Ciammetti is the founder of Slow Food Alameda. Rich is a co-founder and co-president, along with fellow Islander Mark Hardwick. This newest Bay Area chapter of Slow Food USA (until recently they were called conviviums) had its launch at Rosenblum Cellars in February. “It was a membership kick-off drive,” says Ciammetti. “We thought about 20 people would sign up. In fact, we had a turnout of 300, and 150 joined that night.” Within seven short months, the Island chapter had more members than Berkeley and East Bay, both long-established Slow Food groups.

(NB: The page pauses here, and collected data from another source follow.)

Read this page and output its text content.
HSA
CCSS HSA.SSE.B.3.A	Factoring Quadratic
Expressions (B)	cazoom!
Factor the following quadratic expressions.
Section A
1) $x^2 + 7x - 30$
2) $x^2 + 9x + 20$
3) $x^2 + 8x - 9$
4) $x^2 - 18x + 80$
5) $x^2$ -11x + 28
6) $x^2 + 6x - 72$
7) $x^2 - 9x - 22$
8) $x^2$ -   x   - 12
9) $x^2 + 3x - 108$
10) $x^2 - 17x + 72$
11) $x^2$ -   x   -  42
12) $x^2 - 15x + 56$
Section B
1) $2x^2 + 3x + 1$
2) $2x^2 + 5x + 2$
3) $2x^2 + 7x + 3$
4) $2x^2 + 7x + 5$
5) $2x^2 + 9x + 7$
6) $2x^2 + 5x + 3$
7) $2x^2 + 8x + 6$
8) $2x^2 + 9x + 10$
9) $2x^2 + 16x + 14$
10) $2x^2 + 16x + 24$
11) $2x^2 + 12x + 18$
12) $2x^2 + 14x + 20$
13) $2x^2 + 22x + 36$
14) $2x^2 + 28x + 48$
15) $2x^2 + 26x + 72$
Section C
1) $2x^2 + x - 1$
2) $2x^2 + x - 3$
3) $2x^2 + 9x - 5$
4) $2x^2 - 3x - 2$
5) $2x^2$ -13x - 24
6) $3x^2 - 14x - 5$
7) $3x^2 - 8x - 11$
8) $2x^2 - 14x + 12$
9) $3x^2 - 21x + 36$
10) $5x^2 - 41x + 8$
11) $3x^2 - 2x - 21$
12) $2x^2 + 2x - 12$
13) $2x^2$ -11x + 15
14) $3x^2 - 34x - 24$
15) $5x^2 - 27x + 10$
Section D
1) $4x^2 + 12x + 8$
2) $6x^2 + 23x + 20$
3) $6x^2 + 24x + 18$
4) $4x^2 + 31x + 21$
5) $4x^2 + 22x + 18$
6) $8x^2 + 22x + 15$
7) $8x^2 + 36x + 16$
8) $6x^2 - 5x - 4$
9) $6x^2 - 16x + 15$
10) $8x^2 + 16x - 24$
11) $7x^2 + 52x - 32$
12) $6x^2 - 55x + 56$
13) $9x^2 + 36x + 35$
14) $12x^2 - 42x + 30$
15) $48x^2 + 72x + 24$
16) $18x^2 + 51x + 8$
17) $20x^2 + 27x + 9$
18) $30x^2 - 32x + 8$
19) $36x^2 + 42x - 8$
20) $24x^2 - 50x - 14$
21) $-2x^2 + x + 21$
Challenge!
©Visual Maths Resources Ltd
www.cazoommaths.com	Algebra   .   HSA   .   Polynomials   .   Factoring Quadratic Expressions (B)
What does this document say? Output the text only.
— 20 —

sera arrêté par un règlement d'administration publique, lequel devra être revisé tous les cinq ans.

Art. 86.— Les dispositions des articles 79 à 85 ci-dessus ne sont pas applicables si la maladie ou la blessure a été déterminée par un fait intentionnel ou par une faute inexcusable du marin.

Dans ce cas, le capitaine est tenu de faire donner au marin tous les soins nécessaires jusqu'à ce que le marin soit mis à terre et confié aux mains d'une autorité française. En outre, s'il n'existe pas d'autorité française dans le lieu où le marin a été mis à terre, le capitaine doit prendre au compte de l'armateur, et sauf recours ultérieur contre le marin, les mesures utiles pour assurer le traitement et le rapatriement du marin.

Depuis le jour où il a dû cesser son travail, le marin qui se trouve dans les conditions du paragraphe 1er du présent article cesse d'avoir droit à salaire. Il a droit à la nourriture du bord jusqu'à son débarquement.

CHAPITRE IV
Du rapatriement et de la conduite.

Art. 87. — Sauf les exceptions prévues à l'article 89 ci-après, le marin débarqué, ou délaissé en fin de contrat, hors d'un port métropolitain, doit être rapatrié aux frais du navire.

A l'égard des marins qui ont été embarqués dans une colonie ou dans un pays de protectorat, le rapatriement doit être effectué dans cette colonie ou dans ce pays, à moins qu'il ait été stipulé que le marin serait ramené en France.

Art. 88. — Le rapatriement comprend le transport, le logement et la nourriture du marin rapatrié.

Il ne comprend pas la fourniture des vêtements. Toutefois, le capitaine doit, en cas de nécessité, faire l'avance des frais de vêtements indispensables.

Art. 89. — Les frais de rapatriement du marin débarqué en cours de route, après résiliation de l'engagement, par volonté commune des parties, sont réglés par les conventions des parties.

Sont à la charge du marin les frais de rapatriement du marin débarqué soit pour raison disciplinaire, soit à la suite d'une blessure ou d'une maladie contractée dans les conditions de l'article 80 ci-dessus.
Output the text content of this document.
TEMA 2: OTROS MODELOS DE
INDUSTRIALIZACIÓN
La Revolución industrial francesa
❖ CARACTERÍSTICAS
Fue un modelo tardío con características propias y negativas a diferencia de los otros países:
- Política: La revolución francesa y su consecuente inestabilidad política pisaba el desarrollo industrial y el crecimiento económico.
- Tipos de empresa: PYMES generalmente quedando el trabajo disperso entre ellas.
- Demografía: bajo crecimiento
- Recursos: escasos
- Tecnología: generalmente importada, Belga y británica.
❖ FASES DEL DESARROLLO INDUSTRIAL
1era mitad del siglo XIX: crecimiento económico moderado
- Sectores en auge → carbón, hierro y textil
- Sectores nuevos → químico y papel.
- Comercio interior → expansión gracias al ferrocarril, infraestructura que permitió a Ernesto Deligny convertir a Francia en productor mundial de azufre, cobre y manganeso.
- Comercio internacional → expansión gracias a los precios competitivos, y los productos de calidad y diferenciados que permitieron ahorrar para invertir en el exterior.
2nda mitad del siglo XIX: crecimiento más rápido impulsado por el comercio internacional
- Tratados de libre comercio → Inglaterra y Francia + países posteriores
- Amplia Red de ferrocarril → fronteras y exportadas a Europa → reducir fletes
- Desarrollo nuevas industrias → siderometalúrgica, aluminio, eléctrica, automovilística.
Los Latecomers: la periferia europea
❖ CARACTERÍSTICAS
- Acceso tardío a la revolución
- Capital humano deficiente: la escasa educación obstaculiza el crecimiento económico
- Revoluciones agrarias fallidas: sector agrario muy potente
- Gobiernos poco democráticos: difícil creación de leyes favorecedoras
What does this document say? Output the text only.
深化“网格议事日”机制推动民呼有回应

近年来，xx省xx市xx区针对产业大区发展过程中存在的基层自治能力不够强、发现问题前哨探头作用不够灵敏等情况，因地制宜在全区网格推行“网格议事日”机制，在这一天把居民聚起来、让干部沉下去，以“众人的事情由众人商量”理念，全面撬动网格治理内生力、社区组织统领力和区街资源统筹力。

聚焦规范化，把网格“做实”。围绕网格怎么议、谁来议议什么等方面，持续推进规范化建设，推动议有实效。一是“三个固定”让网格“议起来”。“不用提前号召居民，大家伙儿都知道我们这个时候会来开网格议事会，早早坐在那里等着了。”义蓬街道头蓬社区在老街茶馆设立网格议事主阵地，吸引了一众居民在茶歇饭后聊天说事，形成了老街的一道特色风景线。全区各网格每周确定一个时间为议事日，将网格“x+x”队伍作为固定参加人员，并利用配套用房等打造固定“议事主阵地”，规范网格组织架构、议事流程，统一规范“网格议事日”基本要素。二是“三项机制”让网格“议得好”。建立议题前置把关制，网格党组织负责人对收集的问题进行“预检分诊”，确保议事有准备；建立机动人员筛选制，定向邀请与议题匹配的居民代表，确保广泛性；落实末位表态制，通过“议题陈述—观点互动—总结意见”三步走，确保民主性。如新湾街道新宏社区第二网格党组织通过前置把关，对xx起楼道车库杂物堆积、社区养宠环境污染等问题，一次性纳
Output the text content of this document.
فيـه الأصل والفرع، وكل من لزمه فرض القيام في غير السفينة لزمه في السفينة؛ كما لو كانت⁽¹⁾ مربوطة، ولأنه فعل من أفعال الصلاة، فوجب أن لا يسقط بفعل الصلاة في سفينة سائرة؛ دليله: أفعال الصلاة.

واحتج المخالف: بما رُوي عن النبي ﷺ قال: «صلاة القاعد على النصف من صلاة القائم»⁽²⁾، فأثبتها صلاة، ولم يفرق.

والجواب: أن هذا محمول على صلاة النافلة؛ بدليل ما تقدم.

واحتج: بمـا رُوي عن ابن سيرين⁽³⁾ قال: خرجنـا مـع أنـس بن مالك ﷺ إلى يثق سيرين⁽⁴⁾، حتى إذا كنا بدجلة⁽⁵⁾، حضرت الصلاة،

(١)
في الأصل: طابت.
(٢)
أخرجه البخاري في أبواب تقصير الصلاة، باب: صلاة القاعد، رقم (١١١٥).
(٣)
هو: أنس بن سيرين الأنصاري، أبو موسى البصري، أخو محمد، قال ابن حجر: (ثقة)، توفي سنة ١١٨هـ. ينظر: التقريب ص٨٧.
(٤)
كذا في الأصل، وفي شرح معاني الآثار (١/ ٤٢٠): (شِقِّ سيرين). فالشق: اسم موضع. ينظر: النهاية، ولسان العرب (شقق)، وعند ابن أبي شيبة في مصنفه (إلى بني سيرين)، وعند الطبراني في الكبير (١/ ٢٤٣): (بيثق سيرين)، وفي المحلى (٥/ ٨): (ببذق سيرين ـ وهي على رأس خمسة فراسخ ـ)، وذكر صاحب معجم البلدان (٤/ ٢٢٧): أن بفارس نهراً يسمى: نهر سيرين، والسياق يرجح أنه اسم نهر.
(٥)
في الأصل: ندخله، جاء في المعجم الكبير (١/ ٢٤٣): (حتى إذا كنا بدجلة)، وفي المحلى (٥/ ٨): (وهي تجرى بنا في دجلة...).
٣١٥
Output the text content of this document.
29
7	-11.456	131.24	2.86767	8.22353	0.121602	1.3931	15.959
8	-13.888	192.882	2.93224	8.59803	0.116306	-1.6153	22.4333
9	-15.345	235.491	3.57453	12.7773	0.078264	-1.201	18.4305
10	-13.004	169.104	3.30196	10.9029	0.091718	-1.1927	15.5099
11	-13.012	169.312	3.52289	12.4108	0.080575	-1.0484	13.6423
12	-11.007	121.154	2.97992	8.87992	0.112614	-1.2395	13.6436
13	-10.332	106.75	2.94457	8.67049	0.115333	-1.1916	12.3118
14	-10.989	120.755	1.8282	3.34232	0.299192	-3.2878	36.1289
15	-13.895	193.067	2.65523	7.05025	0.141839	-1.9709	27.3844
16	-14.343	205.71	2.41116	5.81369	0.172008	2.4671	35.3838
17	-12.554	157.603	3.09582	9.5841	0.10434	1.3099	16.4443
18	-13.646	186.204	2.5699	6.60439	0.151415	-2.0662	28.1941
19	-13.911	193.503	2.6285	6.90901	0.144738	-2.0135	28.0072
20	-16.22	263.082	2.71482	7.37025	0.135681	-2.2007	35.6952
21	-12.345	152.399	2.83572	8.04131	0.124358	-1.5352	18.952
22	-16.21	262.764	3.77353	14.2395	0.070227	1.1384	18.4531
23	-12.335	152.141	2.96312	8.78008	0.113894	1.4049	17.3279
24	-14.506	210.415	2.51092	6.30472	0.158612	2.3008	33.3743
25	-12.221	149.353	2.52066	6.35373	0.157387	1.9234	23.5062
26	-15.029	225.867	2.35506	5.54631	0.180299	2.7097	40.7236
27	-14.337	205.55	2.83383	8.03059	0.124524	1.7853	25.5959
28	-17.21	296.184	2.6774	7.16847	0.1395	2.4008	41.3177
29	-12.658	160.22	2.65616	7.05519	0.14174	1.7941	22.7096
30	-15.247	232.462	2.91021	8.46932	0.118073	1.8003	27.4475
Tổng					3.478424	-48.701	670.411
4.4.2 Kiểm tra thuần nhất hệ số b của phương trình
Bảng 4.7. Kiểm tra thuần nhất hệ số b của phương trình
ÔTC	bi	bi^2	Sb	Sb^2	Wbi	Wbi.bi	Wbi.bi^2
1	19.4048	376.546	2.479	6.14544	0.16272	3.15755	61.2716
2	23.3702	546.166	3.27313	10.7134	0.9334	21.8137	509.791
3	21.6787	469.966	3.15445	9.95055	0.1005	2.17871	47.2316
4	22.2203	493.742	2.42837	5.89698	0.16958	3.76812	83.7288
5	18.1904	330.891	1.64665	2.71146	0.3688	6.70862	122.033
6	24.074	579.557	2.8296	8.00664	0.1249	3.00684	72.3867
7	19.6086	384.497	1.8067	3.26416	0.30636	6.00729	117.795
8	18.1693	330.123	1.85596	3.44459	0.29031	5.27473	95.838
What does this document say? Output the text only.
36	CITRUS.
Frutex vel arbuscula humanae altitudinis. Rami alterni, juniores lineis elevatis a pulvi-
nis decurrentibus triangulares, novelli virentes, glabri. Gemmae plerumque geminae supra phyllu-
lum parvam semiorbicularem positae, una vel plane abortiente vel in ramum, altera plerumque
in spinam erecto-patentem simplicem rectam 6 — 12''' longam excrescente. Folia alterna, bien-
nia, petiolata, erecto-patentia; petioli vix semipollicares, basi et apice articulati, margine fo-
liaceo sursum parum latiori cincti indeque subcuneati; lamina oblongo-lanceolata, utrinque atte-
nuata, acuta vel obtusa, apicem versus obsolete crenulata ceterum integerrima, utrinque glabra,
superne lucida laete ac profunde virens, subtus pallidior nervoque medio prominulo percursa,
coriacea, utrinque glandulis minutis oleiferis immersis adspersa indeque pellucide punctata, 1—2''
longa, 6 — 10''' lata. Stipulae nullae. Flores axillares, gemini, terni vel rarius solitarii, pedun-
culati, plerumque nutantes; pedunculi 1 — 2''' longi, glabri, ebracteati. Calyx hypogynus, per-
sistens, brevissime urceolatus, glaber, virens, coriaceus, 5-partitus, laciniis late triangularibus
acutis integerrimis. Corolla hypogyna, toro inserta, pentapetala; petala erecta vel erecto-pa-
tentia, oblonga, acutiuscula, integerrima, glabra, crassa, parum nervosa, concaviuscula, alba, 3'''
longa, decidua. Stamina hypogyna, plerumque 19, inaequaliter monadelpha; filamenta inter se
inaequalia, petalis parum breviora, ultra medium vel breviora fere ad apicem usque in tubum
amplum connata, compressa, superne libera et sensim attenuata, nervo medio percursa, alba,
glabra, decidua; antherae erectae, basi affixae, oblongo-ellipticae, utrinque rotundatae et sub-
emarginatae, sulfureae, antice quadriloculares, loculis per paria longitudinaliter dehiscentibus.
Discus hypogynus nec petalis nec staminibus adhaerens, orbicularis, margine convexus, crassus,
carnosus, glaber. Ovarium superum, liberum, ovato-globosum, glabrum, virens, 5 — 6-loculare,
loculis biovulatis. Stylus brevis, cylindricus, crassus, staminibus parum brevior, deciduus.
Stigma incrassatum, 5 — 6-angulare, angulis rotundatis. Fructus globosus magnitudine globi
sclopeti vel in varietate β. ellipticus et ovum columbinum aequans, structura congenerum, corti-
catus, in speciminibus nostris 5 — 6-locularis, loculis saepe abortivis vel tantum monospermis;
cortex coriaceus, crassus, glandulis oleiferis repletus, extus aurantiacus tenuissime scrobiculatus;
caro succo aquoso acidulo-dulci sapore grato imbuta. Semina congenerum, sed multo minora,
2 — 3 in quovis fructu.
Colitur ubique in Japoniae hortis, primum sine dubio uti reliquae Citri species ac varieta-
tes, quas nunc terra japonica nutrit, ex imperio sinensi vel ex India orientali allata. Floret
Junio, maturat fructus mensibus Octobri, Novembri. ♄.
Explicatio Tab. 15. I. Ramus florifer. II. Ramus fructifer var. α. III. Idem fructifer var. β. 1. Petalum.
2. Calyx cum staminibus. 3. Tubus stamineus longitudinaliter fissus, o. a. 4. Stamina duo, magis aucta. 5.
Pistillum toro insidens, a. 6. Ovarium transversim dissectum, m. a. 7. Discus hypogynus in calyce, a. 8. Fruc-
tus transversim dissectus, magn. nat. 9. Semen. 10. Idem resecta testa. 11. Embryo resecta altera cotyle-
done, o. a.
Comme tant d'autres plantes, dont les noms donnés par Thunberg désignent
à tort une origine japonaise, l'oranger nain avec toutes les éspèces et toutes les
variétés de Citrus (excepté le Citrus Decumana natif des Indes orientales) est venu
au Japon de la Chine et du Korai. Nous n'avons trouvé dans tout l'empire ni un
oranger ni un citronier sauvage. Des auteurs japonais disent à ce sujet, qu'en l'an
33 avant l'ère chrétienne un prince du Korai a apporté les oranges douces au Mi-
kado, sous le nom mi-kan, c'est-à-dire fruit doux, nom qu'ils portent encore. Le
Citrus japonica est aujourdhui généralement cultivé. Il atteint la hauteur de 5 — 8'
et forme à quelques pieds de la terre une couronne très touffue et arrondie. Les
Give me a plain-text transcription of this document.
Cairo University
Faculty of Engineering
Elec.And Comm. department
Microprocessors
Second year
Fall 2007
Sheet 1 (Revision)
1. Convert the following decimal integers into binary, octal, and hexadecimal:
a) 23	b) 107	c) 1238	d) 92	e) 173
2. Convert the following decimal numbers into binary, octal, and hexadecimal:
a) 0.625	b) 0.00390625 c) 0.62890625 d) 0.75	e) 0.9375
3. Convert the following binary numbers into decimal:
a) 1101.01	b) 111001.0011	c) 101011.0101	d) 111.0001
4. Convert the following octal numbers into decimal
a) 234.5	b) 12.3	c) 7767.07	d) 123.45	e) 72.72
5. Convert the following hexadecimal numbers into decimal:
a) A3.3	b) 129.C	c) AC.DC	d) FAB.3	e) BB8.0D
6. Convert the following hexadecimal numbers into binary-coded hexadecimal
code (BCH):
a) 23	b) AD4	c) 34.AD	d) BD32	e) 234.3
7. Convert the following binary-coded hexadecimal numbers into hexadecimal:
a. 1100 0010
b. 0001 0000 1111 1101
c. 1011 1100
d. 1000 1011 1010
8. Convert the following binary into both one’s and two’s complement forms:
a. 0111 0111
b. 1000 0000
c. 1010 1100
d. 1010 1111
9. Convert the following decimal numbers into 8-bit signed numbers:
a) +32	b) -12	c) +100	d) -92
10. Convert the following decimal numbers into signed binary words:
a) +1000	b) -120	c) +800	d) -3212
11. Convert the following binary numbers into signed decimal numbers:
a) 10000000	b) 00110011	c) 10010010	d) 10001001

The Rosenblum event highlighted Alameda’s deep and distinctive food roots. Many, like Ciammetti, had been living the principles and practices of Slow since long before they heard about the movement. “My parents were immigrants from Italy so I grew up with the equivalent of Slow Food. My mom made her own pasta and bread and grew vegetables and my dad made his own wine,” she recalls.

Ciammetti learned about the official Slow Food Movement about eight years ago, joined the San Francisco chapter and immediately became active as a volunteer. She took a sabbatical this year from La Tavola Verde, her Island catering company, to direct operations for Slow Food Nation, held in San Francisco the last weekend of August. From there, she would spend two months working at Slow Food International’s headquarters in Italy.